Stell Dich doch bitte einmal kurz vor.
Netter Herr,
schüchtern, unauffällig, freundlich.
Ist jemandem schon
mal aufgefallen, dass Schriftsteller und Serienmörder die gleiche Beschreibung
haben?
Aber nun noch ein
paar Fakten: ich bin noch nicht vierzig (gefühlt eher fünfundzwanzig), sehe aus
wie eine Mischung aus Daniel Craig und Harrison Ford, bin verheiratet, lebe in
Leipzig und arbeite als Software-Architekt (früher sagte man Programmierer,
aber das klingt nicht so cool). Meine Freizeit gehört meinem Sohn, dem Lesen
und dem Schreiben - und ich befürchte auch in dieser Reihenfolge.
Wie bist Du zum
Schreiben gekommen und wann hattest Du deine ersten Gehversuche unternommen?
Zum Schreiben bin
ich durchs Lesen von Karl May gekommen. Ich weiß noch, dass ich an einer Stelle
- ich weiß aber nicht mehr, in welchem Buch - der festen Überzeugung war, dass
es hier anders weitergehen müsste. Also habe ich mir ein neues Ende ausgedacht.

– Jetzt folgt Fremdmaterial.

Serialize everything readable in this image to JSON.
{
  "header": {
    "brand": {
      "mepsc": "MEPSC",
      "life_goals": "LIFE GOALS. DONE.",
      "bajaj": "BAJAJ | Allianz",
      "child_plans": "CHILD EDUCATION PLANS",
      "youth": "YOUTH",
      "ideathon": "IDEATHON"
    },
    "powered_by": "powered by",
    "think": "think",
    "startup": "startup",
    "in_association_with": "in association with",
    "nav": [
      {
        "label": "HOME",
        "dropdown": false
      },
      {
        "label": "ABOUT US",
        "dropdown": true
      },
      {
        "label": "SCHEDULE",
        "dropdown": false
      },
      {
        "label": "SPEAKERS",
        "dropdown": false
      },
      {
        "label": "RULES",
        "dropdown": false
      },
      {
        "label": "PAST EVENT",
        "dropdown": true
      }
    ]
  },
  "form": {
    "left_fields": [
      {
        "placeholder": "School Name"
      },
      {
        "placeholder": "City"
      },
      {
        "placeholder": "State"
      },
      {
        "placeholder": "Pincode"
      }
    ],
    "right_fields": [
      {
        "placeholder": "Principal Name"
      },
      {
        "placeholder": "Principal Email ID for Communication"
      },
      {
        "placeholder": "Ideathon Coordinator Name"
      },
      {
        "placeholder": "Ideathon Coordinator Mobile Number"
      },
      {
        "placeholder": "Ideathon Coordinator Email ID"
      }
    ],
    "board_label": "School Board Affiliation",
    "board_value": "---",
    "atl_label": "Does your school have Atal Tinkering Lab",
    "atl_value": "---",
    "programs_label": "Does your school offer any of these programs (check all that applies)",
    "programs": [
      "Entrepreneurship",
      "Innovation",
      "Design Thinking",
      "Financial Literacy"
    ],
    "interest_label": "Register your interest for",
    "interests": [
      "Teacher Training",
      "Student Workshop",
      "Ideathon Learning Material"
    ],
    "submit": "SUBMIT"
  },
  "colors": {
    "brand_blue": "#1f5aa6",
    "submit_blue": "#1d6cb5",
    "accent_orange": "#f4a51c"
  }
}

Und dieses neue Ende passte auch besser zu einem neuen Anfang; damit war die
erste Geschichte fertig. Nun sind solche ausgedachten Geschichten sehr
flüchtig, deshalb habe ich angefangen, sie aufzuschreiben. Was nicht so einfach
ist, wie es sich anhört, wenn etwas Besseres als Langeweile rauskommen soll.
Wo schreibst Du am
Liebsten? Hast Du besondere "Rituale" beim Schreiben? Wie sieht Dein
Schreib-Alltag aus beziehungsweise. wie gestaltest Du das Schreiben? Hast Du
eventuell auch schon Erfahrung mit Schreibblockaden machen müssen und hast Du
Tipps für junge Autoren damit umzugehen?
Mein Schreibritual
ist eigentlich eine Schreibroutine und hat viel damit zu tun, Schreibblockaden
zu vermeiden. So schreibe ich meine Bücher an einem Uralt-Laptop, dessen
wichtigstes Feature die fehlende Internetverbindung ist. Um genau zu sein, hat
er nicht mal eine grafische Benutzeroberfläche. Das macht es an diesem Gerät
schwer, sich durch eMails, Twitter & Co. abzulenken.
Außerdem ist
wirklich unglaublich wichtig, jeden Tag zu schreiben - es muss nicht mal viel
sein. Richard Norden hat in einem Blogpost vor kurzem ausgerechnet, dass
J.K.Rowling für alle Harry Potter Bände sechzehn Jahre gebraucht hat - das sind
185 Wörter pro Tag.
Runden wir das auf
200 Wörter - die sind in einer halben Stunde zu schaffen. Eine halbe Stunde
eher aufstehen, hinsetzen, schreiben, fertig. Ich schreibe am liebsten in
meinem Arbeits/Lesezimmer. Dessen Wände sind alle mit Regalen zugestellt, die
mit - nach Zählung beim letzten Umzug - 1016 Büchern gefüllt sind. (Ein Umzug
mit 1016 Büchern ist übrigens ein großartiges Argument Pro EReader)
Und um zu
garantieren, dass ich in der halben Stunde auch etwas zu schreiben habe,
skizziere ich mir bereits am Ende meiner Schreibzeit die Szene für den nächsten
Tag und denke bis dahin immer wieder darüber nach: male mir den Handlungsort
aus, probiere Dialoge, Verläufe und Details aus und schreibe wichtige
Erkenntnisse in ein Notizbuch. Damit muss ich mir nicht erst mühsam an der Tastatur alles ausdenken. Und wenn es
einmal läuft, dann halte ich auch nicht nach zweihundert Worten an.
Wie entstehen die
Protagonisten Deines Buches? Sind Deine Figuren immer rein fiktiv oder lässt Du
dich auch von realen Personen inspirieren? Was hat dich zu dieser Geschichte
inspiriert? Wann kam dir die Idee? Wie kamst du auf die Idee deines Buches? War
es eher ein spontaner Einfall? Ein Traum? Oder wurdest du von etwas inspiriert?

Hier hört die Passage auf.